Not only did the Commission raise the need for communities to benefit from the proceeds of these mining activities and factories in their localities, but it went further to say that these factories must also not pollute the environment and must as well invest in the welfare of these communities. It is obvious that these fishmeal communities are best only at polluting the environment as well as denying benefits to the wider communities around them. Yet the Gambia Government continues to ignore public outcries about these concerns.

In fact, the Faraba Commission highlighted the lack of an EIA being carried out before these factories were set up as required by law, while the necessary monitoring by public institutions were not done. Furthermore, the necessary consultations with communities before the issuance of licences were also not done hence the reason for the unending tension in these communities. Indeed, the Faraba Commission was very thorough in its findings and recommendations.

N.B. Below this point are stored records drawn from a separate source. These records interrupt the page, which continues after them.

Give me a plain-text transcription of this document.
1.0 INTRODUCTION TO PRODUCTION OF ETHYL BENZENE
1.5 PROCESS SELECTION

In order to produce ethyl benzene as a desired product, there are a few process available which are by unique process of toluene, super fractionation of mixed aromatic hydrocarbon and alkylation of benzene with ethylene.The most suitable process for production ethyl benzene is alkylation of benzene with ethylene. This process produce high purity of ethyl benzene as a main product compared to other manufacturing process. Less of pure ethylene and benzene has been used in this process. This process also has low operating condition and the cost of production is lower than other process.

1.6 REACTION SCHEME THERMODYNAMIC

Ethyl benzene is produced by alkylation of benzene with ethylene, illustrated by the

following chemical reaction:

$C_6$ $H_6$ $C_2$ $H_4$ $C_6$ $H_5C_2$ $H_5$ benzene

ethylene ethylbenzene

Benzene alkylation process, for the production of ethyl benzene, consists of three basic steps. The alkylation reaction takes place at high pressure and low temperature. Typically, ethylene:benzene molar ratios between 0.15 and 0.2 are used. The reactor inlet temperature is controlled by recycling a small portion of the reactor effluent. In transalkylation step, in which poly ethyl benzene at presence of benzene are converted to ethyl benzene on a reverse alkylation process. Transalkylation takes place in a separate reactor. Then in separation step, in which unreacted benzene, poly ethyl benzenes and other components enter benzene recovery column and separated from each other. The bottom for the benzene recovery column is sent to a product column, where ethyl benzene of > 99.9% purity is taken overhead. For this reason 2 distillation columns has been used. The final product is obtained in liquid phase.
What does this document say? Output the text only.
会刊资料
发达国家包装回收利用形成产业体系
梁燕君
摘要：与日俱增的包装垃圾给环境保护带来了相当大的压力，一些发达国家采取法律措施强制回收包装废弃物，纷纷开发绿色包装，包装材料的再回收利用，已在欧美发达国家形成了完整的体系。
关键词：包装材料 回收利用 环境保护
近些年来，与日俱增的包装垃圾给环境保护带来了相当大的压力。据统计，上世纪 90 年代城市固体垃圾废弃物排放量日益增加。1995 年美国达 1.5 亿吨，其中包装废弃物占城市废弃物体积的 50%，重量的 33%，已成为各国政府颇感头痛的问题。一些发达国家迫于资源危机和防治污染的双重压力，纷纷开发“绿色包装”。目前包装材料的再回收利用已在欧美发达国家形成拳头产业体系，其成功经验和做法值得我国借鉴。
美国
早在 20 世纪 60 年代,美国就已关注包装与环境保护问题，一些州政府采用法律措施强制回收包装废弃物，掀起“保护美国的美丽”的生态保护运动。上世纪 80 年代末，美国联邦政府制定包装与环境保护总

The Report even went further to bring in expert opinion on conflict analysis and mitigation to say that land ownership and land use was a source of conflict in several communities. While noting that there were many unsolved conflicts surrounding the private sale and transfer of landed properties, these conflicts also have the tendency to take the dimension of tribal and religious lines in Kombo South, particularly in Gunjur, Sanyang Taneneh and Tujereng. To prevent or solve these conflicts, the Report expressed an expert opinion that there is a need to create an independent land commission to adjudicate, advise, monitor, demarcate and mediate land issues.

Therefore, after almost three years since this Report was issued, why and how come there should be another riot over the same issues, especially in Sanyang today? The purpose of Government is to protect the rights and fulfil the needs of its citizens. The access, control, ownership and use of land and natural resources are fundamental human rights issues. If, because of the abuse of the land rights, citizens were compelled to riot and cause the destruction of life such that the Government had to set up an inquiry in order to understand and bring solution to the issue, why then should that Government ignore that Report?

As the Faraba Commission Report indicated, the Government cannot push these issues under the carpet. The Sanyang Riots are therefore caused by none other than the Government of Pres. Adama Barrow and he must be held accountable. The National Assembly as well as the National Human Rights Commission including the civil society and the communities in particular must confront Pres. Barrow to explain why he ignored the Report of the Faraba Commission that he himself established on his own.

Therefore, the Police must stop the arbitrary arrest of the youth and let the political leadership take ownership to address this situation. It is utter negligence of duty by the Government which caused this unnecessary and painful destruction of life and property in the first place for which the President must be made to pay for it. If the President had paid enough attention to the Faraba Commission Report and ensured the thorough implementation of its recommendations indeed we would not have gotten here today.

We must not allow the Government to let factories to wilfully exploit the country’s natural resources and then pollute the environment in total contravention of the law but then clampdown on citizens who respond to these acts of blatant destruction of their environment and livelihoods. If the Government is indeed interested in law and order, then why is it letting factories to break the law without consequences, but then subject citizens to severe punishment for responding, even violently, against these factories who first violated the law? After all, before citizens rioted, they had first cried out for help from the Government without any success. May we ask therefore, whose interest is the Gambia Government really protecting?